MakerDao had hit a major low and there were concerns with the DeFi behemoth’s future. How has MakerDao responded to the situation? Altcoin Buzz takes a closer look.
March 12: The Event – Under-collateralized debt of $4.5M
On March 12, Ethereum experienced a loss of over 30% of its market price within 24 hours. Such a radical drop put the MakerDao ecosystem to a harsh test.
According to MakerDao, a Maker Oracle was not capable of matching the speed of the price crash. Also, there was no report of a bug or a hack being the cause. As a direct result, the Maker Vaults didn’t receive the most recent price and remained over-collateralized.
Meanwhile, the scenario allowed some users to win auctions and gain ETH with zero DAI bids. This created a $4.5M DAI surplus in the market.
March 14: Immediate Fix – Maker Debt Auctions announced to meet the deficit
To recapitalize the system and make up for the $4.5M deficit, MakerDao had the option of putting up auctions for its Governance token, Maker (MKR). It would be minted and sold as per the below methodology:
- The protocol offers a keeper (the bidder) a lot of 250 MKR for a total of 50,000 Dai, translating to a price of 200 Dai/MKR.
- A second keeper bids 50,000 Dai but only requires 230 MKR, translating to a price of 217 Dai/MKR.
- The bid prices increase through the keepers’ willingness to take slightly less MKR in exchange for 50,000 Dai.
March 15: Long Term Fix Proposal: Risk Parameters, Governance Security Module and Liquidation Freeze Module adjustments proposed
There was an acknowledgment that the Maker Protocol needed more safeguards to strengthen itself in light of a system-wide Dai shortage. It should also be able to protect itself in case of another potential ETH price crash in a volatile market scenario. Proposed protocol alterations included:
- Lowering of Dai Stability Fee from 4% to 0.5%
- Raising Dai Savings Rate Spread to 0.5%. Note: This will set the Dai Savings Rate to 0%
- Bringing down SCD debt ceiling to 5M to 20M range
- Reducing Governance Security Module delay from the existing 24 hours to only 4 hours
- Activation of Liquidation Freeze Module
Voting was then announced.
March 16: Improve liquidity – Proposal for Collateral Onboarding of USDC
MakerDao proposed introducing the USDC stablecoin as a collateral citing the following reasons:
- Increase Dai liquidity, especially for keepers participating in both FLIP and FLOP auctions.

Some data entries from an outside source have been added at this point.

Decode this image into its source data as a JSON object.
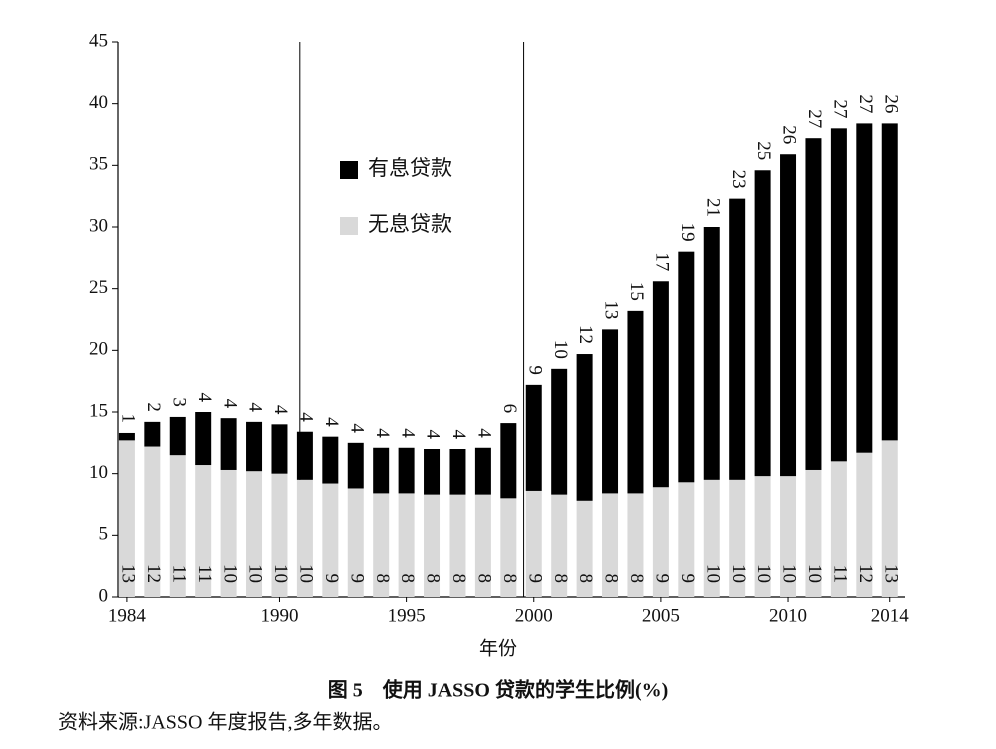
{
  "chart_data": {
    "type": "stacked_bar",
    "x_label": "年份",
    "title": "图 5　使用 JASSO 贷款的学生比例(%)",
    "source": "资料来源:JASSO 年度报告,多年数据。",
    "x": [
      1984,
      1985,
      1986,
      1987,
      1988,
      1989,
      1990,
      1991,
      1992,
      1993,
      1994,
      1995,
      1996,
      1997,
      1998,
      1999,
      2000,
      2001,
      2002,
      2003,
      2004,
      2005,
      2006,
      2007,
      2008,
      2009,
      2010,
      2011,
      2012,
      2013,
      2014
    ],
    "xlim": [
      1983.65,
      2014.6
    ],
    "xticks": [
      1984,
      1990,
      1995,
      2000,
      2005,
      2010,
      2014
    ],
    "ylim": [
      0,
      45
    ],
    "yticks": [
      0,
      5,
      10,
      15,
      20,
      25,
      30,
      35,
      40,
      45
    ],
    "reference_lines": [
      1990.8,
      1999.6
    ],
    "legend": "upper left",
    "series": [
      {
        "name": "无息贷款",
        "color": "#d9d9d9",
        "values": [
          12.7,
          12.2,
          11.5,
          10.7,
          10.3,
          10.2,
          10.0,
          9.5,
          9.2,
          8.8,
          8.4,
          8.4,
          8.3,
          8.3,
          8.3,
          8.0,
          8.6,
          8.3,
          7.8,
          8.4,
          8.4,
          8.9,
          9.3,
          9.5,
          9.5,
          9.8,
          9.8,
          10.3,
          11.0,
          11.7,
          12.7
        ],
        "value_labels": [
          "13",
          "12",
          "11",
          "11",
          "10",
          "10",
          "10",
          "10",
          "9",
          "9",
          "8",
          "8",
          "8",
          "8",
          "8",
          "8",
          "9",
          "8",
          "8",
          "8",
          "8",
          "9",
          "9",
          "10",
          "10",
          "10",
          "10",
          "10",
          "11",
          "12",
          "13"
        ]
      },
      {
        "name": "有息贷款",
        "color": "#000000",
        "values": [
          0.6,
          2.0,
          3.1,
          4.3,
          4.2,
          4.0,
          4.0,
          3.9,
          3.8,
          3.7,
          3.7,
          3.7,
          3.7,
          3.7,
          3.8,
          6.1,
          8.6,
          10.2,
          11.9,
          13.3,
          14.8,
          16.7,
          18.7,
          20.5,
          22.8,
          24.8,
          26.1,
          26.9,
          27.0,
          26.7,
          25.7
        ],
        "value_labels": [
          "1",
          "2",
          "3",
          "4",
          "4",
          "4",
          "4",
          "4",
          "4",
          "4",
          "4",
          "4",
          "4",
          "4",
          "4",
          "6",
          "9",
          "10",
          "12",
          "13",
          "15",
          "17",
          "19",
          "21",
          "23",
          "25",
          "26",
          "27",
          "27",
          "27",
          "26"
        ]
      }
    ]
  }
}
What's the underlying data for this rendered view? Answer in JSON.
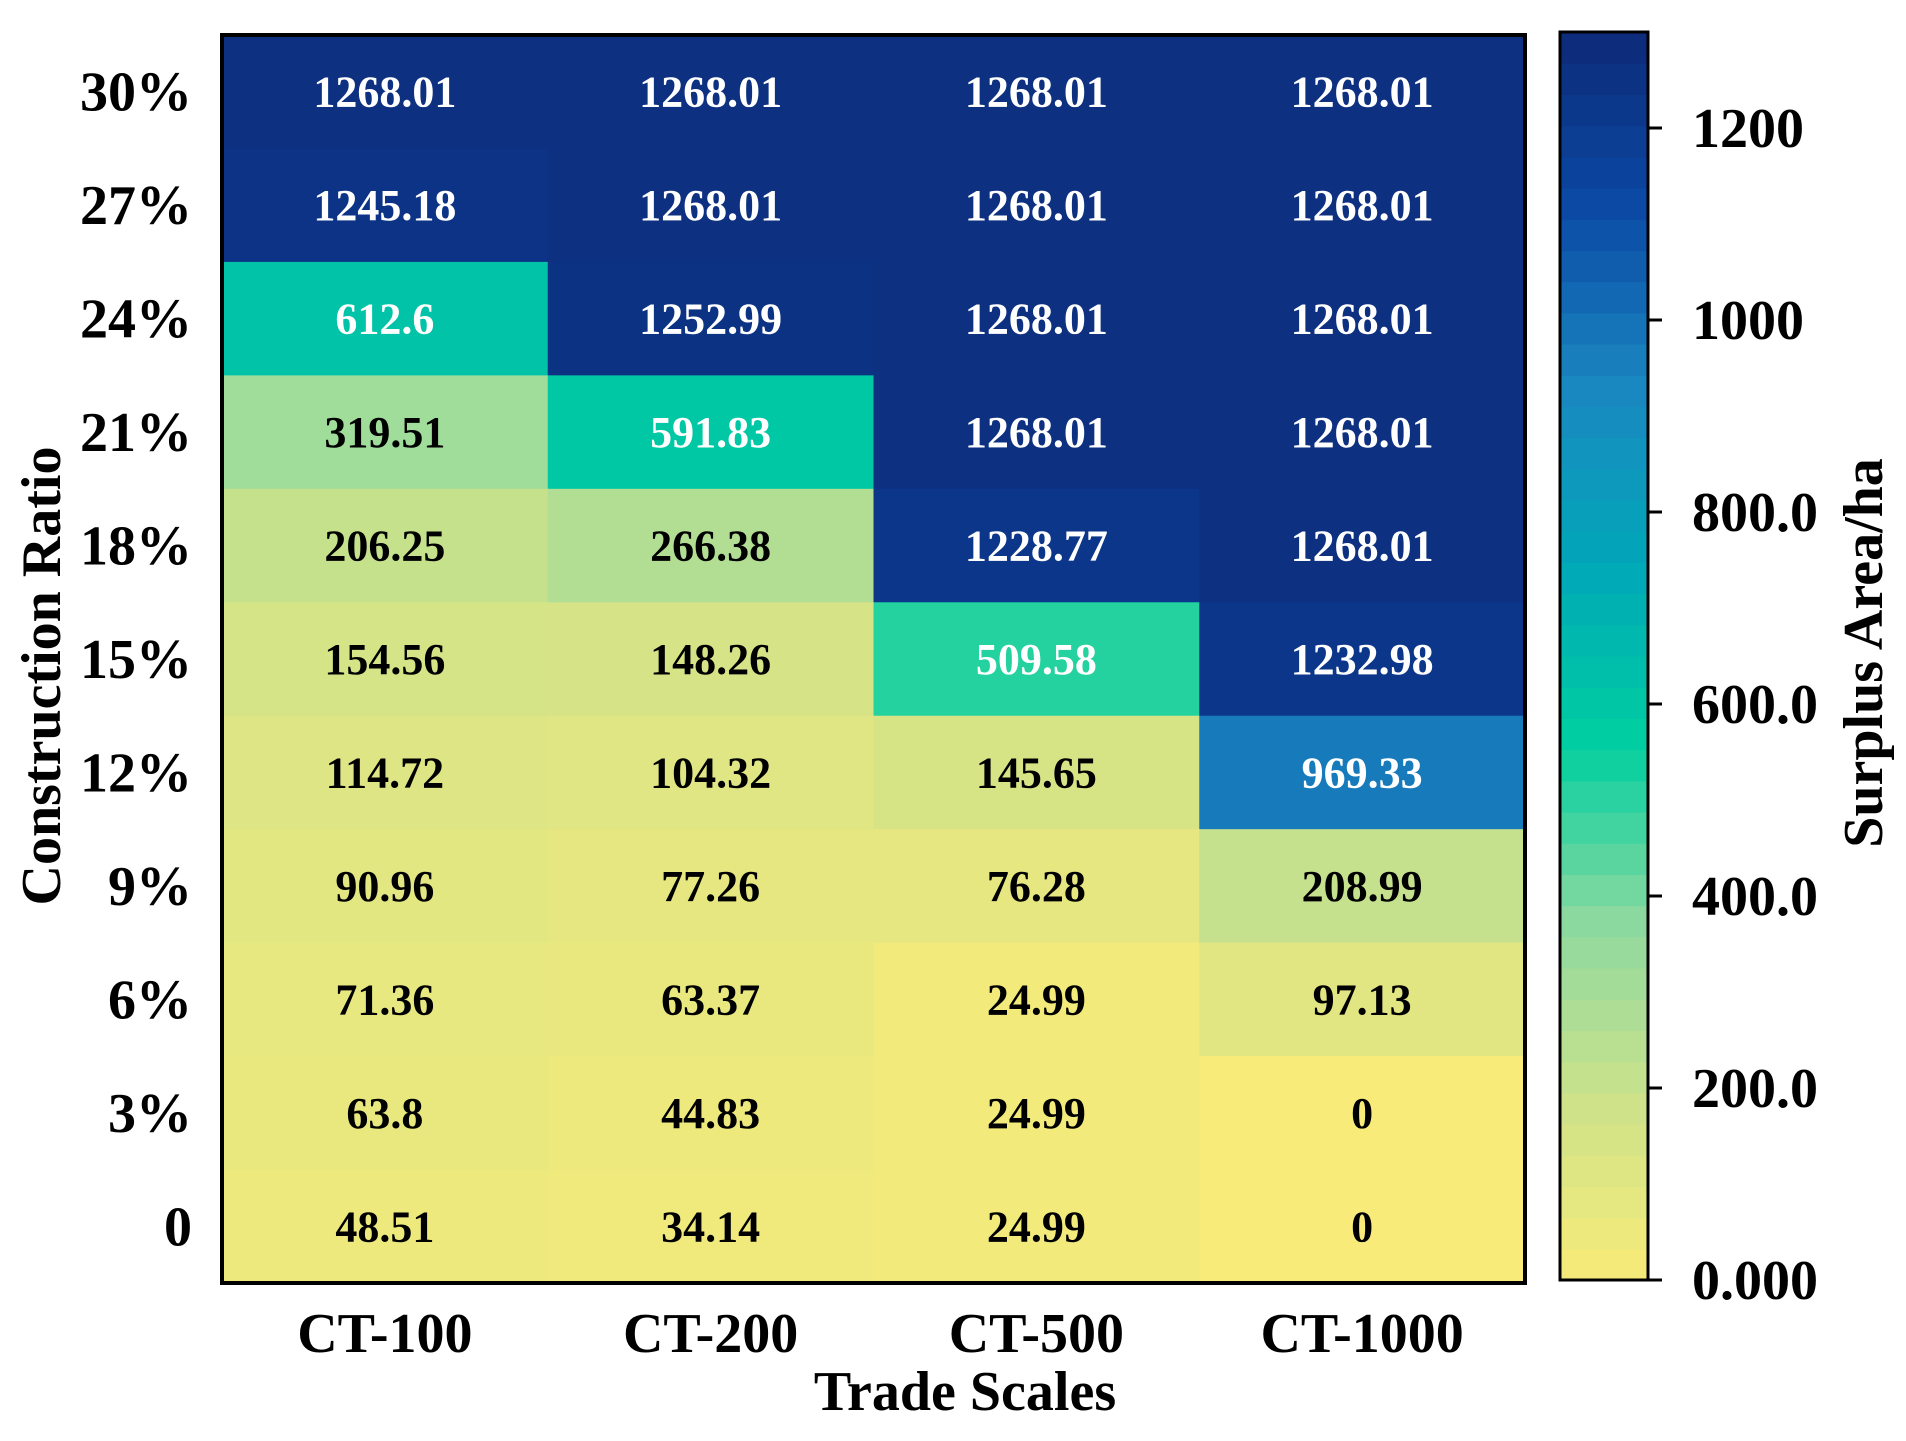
{
  "chart_data": {
    "type": "heatmap",
    "xlabel": "Trade Scales",
    "ylabel": "Construction Ratio",
    "colorbar_label": "Surplus Area/ha",
    "x_categories": [
      "CT-100",
      "CT-200",
      "CT-500",
      "CT-1000"
    ],
    "y_categories": [
      "30%",
      "27%",
      "24%",
      "21%",
      "18%",
      "15%",
      "12%",
      "9%",
      "6%",
      "3%",
      "0"
    ],
    "values": [
      [
        1268.01,
        1268.01,
        1268.01,
        1268.01
      ],
      [
        1245.18,
        1268.01,
        1268.01,
        1268.01
      ],
      [
        612.6,
        1252.99,
        1268.01,
        1268.01
      ],
      [
        319.51,
        591.83,
        1268.01,
        1268.01
      ],
      [
        206.25,
        266.38,
        1228.77,
        1268.01
      ],
      [
        154.56,
        148.26,
        509.58,
        1232.98
      ],
      [
        114.72,
        104.32,
        145.65,
        969.33
      ],
      [
        90.96,
        77.26,
        76.28,
        208.99
      ],
      [
        71.36,
        63.37,
        24.99,
        97.13
      ],
      [
        63.8,
        44.83,
        24.99,
        0
      ],
      [
        48.51,
        34.14,
        24.99,
        0
      ]
    ],
    "value_labels": [
      [
        "1268.01",
        "1268.01",
        "1268.01",
        "1268.01"
      ],
      [
        "1245.18",
        "1268.01",
        "1268.01",
        "1268.01"
      ],
      [
        "612.6",
        "1252.99",
        "1268.01",
        "1268.01"
      ],
      [
        "319.51",
        "591.83",
        "1268.01",
        "1268.01"
      ],
      [
        "206.25",
        "266.38",
        "1228.77",
        "1268.01"
      ],
      [
        "154.56",
        "148.26",
        "509.58",
        "1232.98"
      ],
      [
        "114.72",
        "104.32",
        "145.65",
        "969.33"
      ],
      [
        "90.96",
        "77.26",
        "76.28",
        "208.99"
      ],
      [
        "71.36",
        "63.37",
        "24.99",
        "97.13"
      ],
      [
        "63.8",
        "44.83",
        "24.99",
        "0"
      ],
      [
        "48.51",
        "34.14",
        "24.99",
        "0"
      ]
    ],
    "colorbar": {
      "range": [
        0,
        1300
      ],
      "ticks": [
        {
          "value": 0,
          "label": "0.000"
        },
        {
          "value": 200,
          "label": "200.0"
        },
        {
          "value": 400,
          "label": "400.0"
        },
        {
          "value": 600,
          "label": "600.0"
        },
        {
          "value": 800,
          "label": "800.0"
        },
        {
          "value": 1000,
          "label": "1000"
        },
        {
          "value": 1200,
          "label": "1200"
        }
      ],
      "colormap": [
        "#f8eb79",
        "#cde28a",
        "#8ed9a0",
        "#00cfa0",
        "#00a8b8",
        "#1a88c0",
        "#0b4aa6",
        "#0d2a78"
      ]
    }
  }
}
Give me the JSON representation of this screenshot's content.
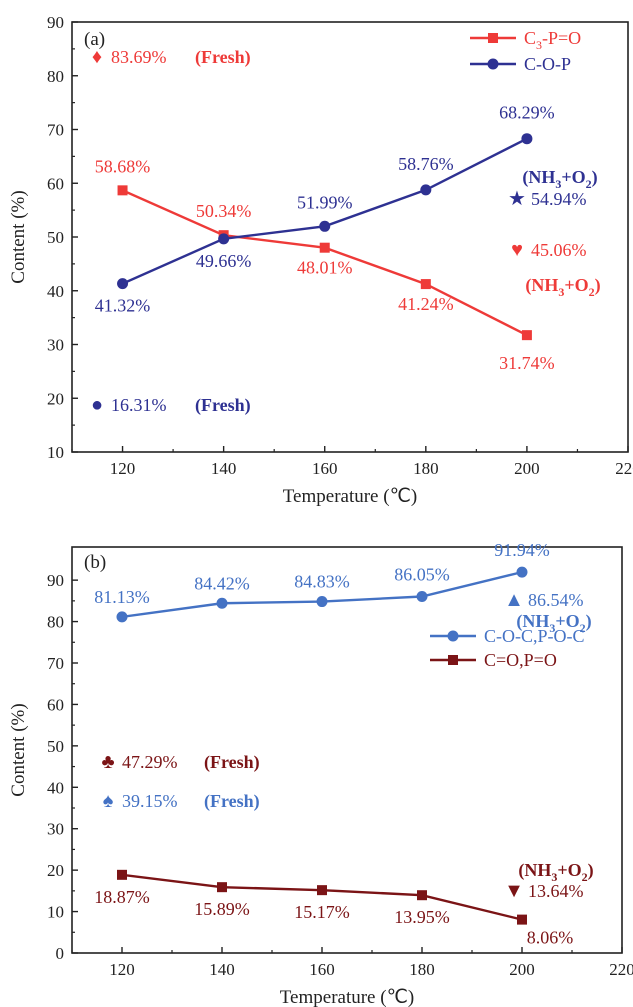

- Increase Dai liquidity to ensure that the Dai peg moves closer towards $1.
March 16-March 30: Series of Adjustment Polls
From March 16 to March 30, there has been a series of polls in the Maker Voting Platform. Votes started on 16th, 23rd, and 30th March. The voting was mainly on the below points:
- Migration Contract Debt Ceiling Adjustment
- Dai Savings Rate Spread Adjustment
- Dai Stability Fee Adjustment
- Sai Stability Fee Adjustment
- USDC Stability Fee Adjustment
Some major Votes and their results:
- Unblock the remaining Debt Auctions – March 23, 2020
100% of the voters were in favor of the proposal.
- Migration Contract Adjustment – March 30, 2020: To lower Sai to Dai migration debt ceiling to 0
100% voted for the proposal.
- Dai Savings Rate Spread Adjustment – March 30, 2020: for a Dai Savings Rate Spread within a range of 0% to 4%
The Dai Savings Rate Spread was voted for 0.5%.
- Dai Stability Fee Adjustment – March 30, 2020: for a Dai Stability Fee within a range of 0% to 4.5%
The Dai Stability Fee Adjustment was decided to be 0.5%.
- Sai Stability Fee Adjustment – March 30, 2020: for a Sai Stability Fee within a range of 3.5% to 11.5%
The Sai Stability Fee adjusted to 8%.
- USDC Stability Fee Adjustment – March 30, 2020: for a USDC Stability Fee within a range of 12% to 20%
The USDC Stability fee adjusted to 16%.
- Single Collateral Dai System shutdown on April 24th, 2020
Yes, good old SAI is shutting down. Below is the result, with an almost unanimous vote in favor of the motion.
March 25: MKR Token Control to Governance
The Maker Foundation completed the transfer of MKR token from it to the Maker governance community. MKR holders now control 100% of the MKR token contracts. As a result, decentralized governance would now be the only avenue for changing MKR token authorizations.
Whatever happened on March 12 had put MakerDao in a bad light. However, the learnings are immense for both MakerDao and the entire DeFi ecosystem as a whole. Also, in spite of all the existing drawbacks, the purpose of being a 2-coin protocol somewhat makes sense.
The immediate proposals will make the platform more robust. Moreover, it will be prepared to handle difficult situations in the future. We believe that the Maker Protocol will emerge as stronger than ever and continue to be the No.1 DeFi platform for a long time.